The standard measure of closeness for embeddings is cosine similarity — it measures the angle between two vectors rather than the distance, which makes it robust to differences in text length:
fn cosine_similarity(vec1: &[f64], vec2: &[f64]) -> f64 {
let dot_product: f64 = vec1.iter().zip(vec2.iter()).map(|(a, b)| a * b).sum();
let norm1: f64 = vec1.iter().map(|a| a * a).sum::<f64>().sqrt();
let norm2: f64 = vec2.iter().map(|b| b * b).sum::<f64>().sqrt();
dot_product / (norm1 * norm2)
}
pub async fn find_relevant_answer(user_query: &str) -> String {
let query_vector = generate_embedding(user_query).await;
let faqs: Vec<(&str, Vec<f64>)> = vec![
("How do I reset my password?", vec![/* stored vector */]),
("My computer won't turn on.", vec![/* stored vector */]),
];
let mut best_match = "";
let mut highest_score = -1.0_f64;
for (question, stored_vector) in faqs.iter() {
let score = cosine_similarity(&query_vector, stored_vector);
if score > highest_score {
highest_score = score;
best_match = question;
}
}
format!("Most relevant FAQ: {}", best_match)
}
The in-memory approach is sufficient for prototyping, but rig-rs ships official extension crates for production vector stores so you do not have to roll your own storage or similarity search. rig-qdrant integrates with Qdrant, rig-lancedb with LanceDB, and rig-mongodb brings vector search to MongoDB Atlas. Each extension implements the same VectorStore trait from rig-core, so the retrieval logic in your application stays identical regardless of which backend you choose — swapping from an in-memory store to Qdrant in production is a one-line change in the initialization code.

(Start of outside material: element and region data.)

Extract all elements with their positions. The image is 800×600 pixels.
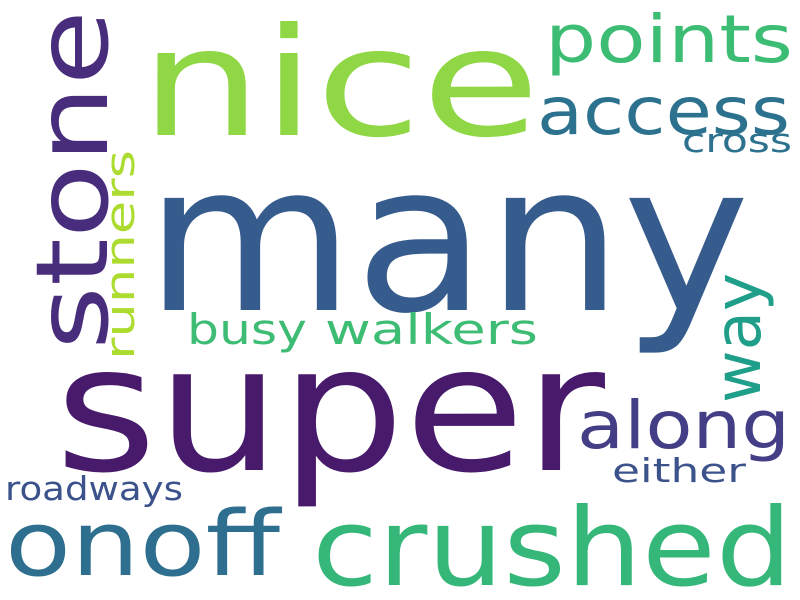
word-stone: stone xyxy=(14,10,131,350)
word-points: points xyxy=(545,1,793,78)
word-either: either xyxy=(612,451,747,490)
word-onoff: onoff xyxy=(5,492,282,597)
word-roadways: roadways xyxy=(5,469,183,508)
word-access: access xyxy=(537,73,790,150)
word-runners: runners xyxy=(98,150,144,360)
word-walkers: walkers xyxy=(325,305,538,354)
word-crushed: crushed xyxy=(312,486,792,600)
word-many: many xyxy=(145,121,750,359)
word-nice: nice xyxy=(140,0,540,171)
word-cross: cross xyxy=(682,121,792,160)
word-super: super xyxy=(55,309,605,512)
word-along: along xyxy=(577,387,790,464)
word-busy: busy xyxy=(187,305,307,354)
word-way: way xyxy=(702,273,776,403)
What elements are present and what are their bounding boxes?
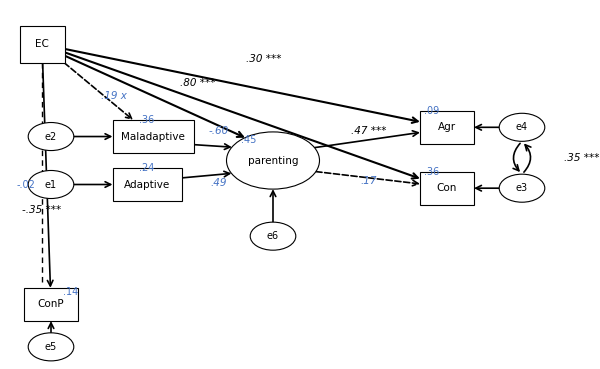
FancyBboxPatch shape bbox=[420, 172, 474, 205]
Text: .30 ***: .30 *** bbox=[246, 54, 282, 64]
Text: .14: .14 bbox=[62, 286, 78, 297]
Text: .09: .09 bbox=[424, 106, 440, 116]
Text: -.35 ***: -.35 *** bbox=[22, 205, 62, 215]
Circle shape bbox=[250, 222, 296, 250]
Text: .47 ***: .47 *** bbox=[351, 126, 387, 136]
Text: e5: e5 bbox=[45, 342, 57, 352]
Text: .17: .17 bbox=[361, 176, 377, 186]
Text: e2: e2 bbox=[45, 131, 57, 142]
Circle shape bbox=[499, 113, 545, 141]
Circle shape bbox=[28, 123, 74, 151]
FancyBboxPatch shape bbox=[20, 26, 65, 63]
FancyBboxPatch shape bbox=[113, 168, 182, 201]
Text: parenting: parenting bbox=[248, 155, 298, 166]
Text: .36: .36 bbox=[139, 114, 155, 125]
Text: e6: e6 bbox=[267, 231, 279, 241]
Text: e1: e1 bbox=[45, 179, 57, 190]
Text: -.02: -.02 bbox=[16, 179, 35, 190]
Text: Con: Con bbox=[437, 183, 457, 193]
FancyBboxPatch shape bbox=[113, 120, 193, 153]
Text: .35 ***: .35 *** bbox=[564, 153, 599, 163]
Text: EC: EC bbox=[35, 39, 49, 49]
FancyBboxPatch shape bbox=[420, 111, 474, 144]
Circle shape bbox=[499, 174, 545, 202]
Text: e3: e3 bbox=[516, 183, 528, 193]
Text: ConP: ConP bbox=[38, 299, 64, 310]
Text: e4: e4 bbox=[516, 122, 528, 132]
Text: Adaptive: Adaptive bbox=[124, 179, 170, 190]
Ellipse shape bbox=[227, 132, 320, 189]
Text: .36: .36 bbox=[424, 166, 440, 177]
FancyArrowPatch shape bbox=[524, 145, 531, 172]
FancyArrowPatch shape bbox=[513, 143, 520, 171]
Text: .45: .45 bbox=[241, 135, 257, 145]
Text: Maladaptive: Maladaptive bbox=[121, 131, 185, 142]
FancyBboxPatch shape bbox=[24, 288, 78, 321]
Circle shape bbox=[28, 333, 74, 361]
Text: .49: .49 bbox=[211, 177, 227, 188]
Circle shape bbox=[28, 170, 74, 199]
Text: .80 ***: .80 *** bbox=[180, 78, 216, 88]
Text: Agr: Agr bbox=[438, 122, 456, 132]
Text: -.60: -.60 bbox=[209, 126, 229, 136]
Text: .19 x: .19 x bbox=[101, 91, 127, 101]
Text: .24: .24 bbox=[139, 162, 155, 173]
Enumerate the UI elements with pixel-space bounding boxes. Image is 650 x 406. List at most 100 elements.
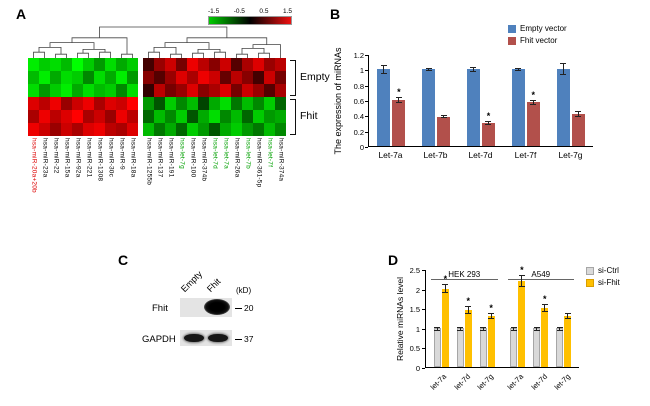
heatmap-cell [72,71,83,84]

// Switching from in-memory to Qdrant is a backend swap, not a logic change
use rig_qdrant::QdrantVectorStore;
let vector_store = QdrantVectorStore::new(qdrant_client, embedding_model, collection_name);
let results = vector_store.top_n::<Document>("my laptop won't boot", 3).await?;
A user asking “my laptop won’t boot” now finds “My computer won’t turn on.” without needing a single word in common — and that search runs against a collection of any size.
What Changed #
The architecture from the previous posts handles the mechanics of an AI application: how requests travel, how state is managed, how the model is called securely. This post handles the quality layer on top of it:
- Token counting prevents silent context overflow
- Few-shot examples make the model’s output format reliable without fine-tuning
- Chain-of-thought improves reasoning on complex inputs
- Embeddings replace brittle keyword matching with search by meaning
rigvector store extensions bring production-grade storage without changing retrieval logic
None of these are visible in the UI. Users do not see token budgets or embedding vectors. They see an assistant that gives consistent, useful answers and finds the right document even when they cannot remember the exact words for what they are looking for.